3. On t'other hand, if State keeps streets clean and well-lit, and puts coppers on beat, opens grammar schools, keeps local post office and hospital open, that has a fairly direct impact on land/location values. (see Churchill speeches in Words of Wisdom section). And if the State is not doing those things, it isn't doing anything of value and so should not be collecting any tax.
And land costs a fortune to drain, improve, develop, etc, just as gold does.
I cannot understand how this is any different to gold. And gold can and does fluctuate in value depending on what governments do, just as land can.
To me, LVT is just the mass nationalisation of land, that the state the graciously 'rents' to you for the rest of your life.
I followed Milton Friedman and said "a tax on site-only unimproved land values".
The cost/value of improvements such as bricks and mortar are by definition excluded from the tax base (drainage is a tricky one).
The value of the site depends on how near it to transport links, businesses, shops, and/or scarcity value - how restrictive the local authority is with planning permission.
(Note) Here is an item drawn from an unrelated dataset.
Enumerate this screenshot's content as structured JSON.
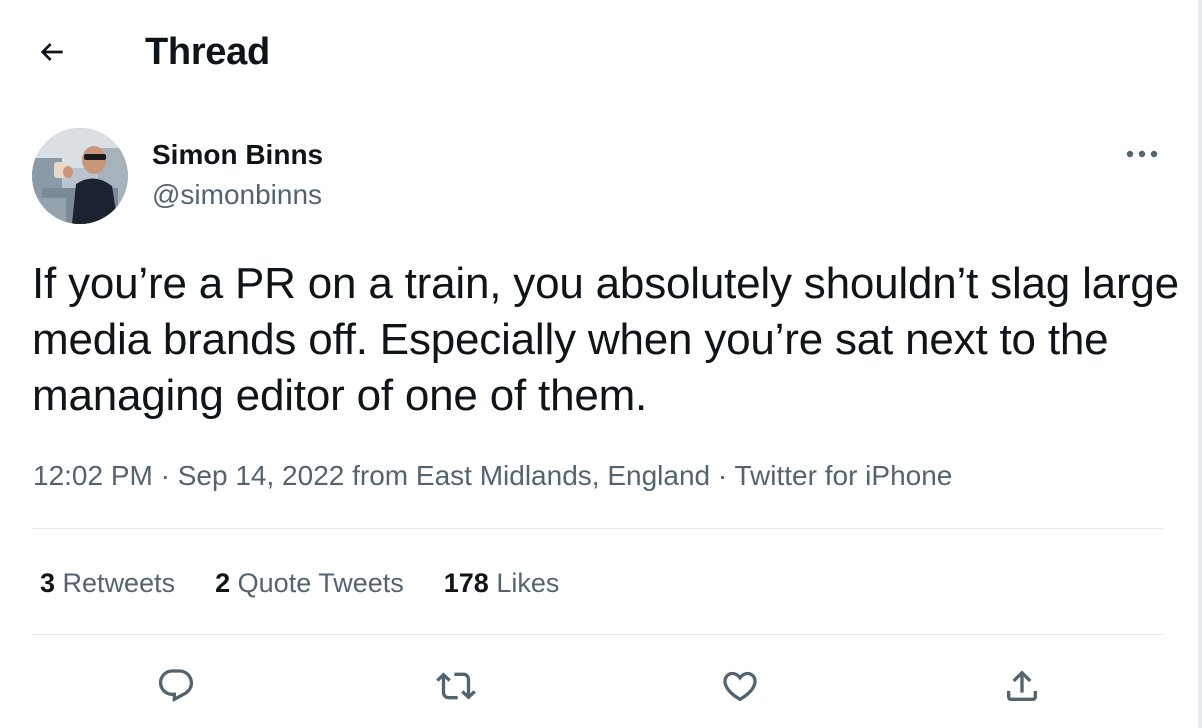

All factors beyond control of land owner and/or for which he does not directly pay.
Sure, he pays the previous owner for the VALUE when he buys, but in turn the previous owner has not paid directly for the COST of building transport links, or the social/economic cost of restricting planning permission.
So LVT is more like a user charge. And of course, more LVT = less Bad Taxes on business and employment (assuming a benign and sensible government, which is of course not the case nowadays).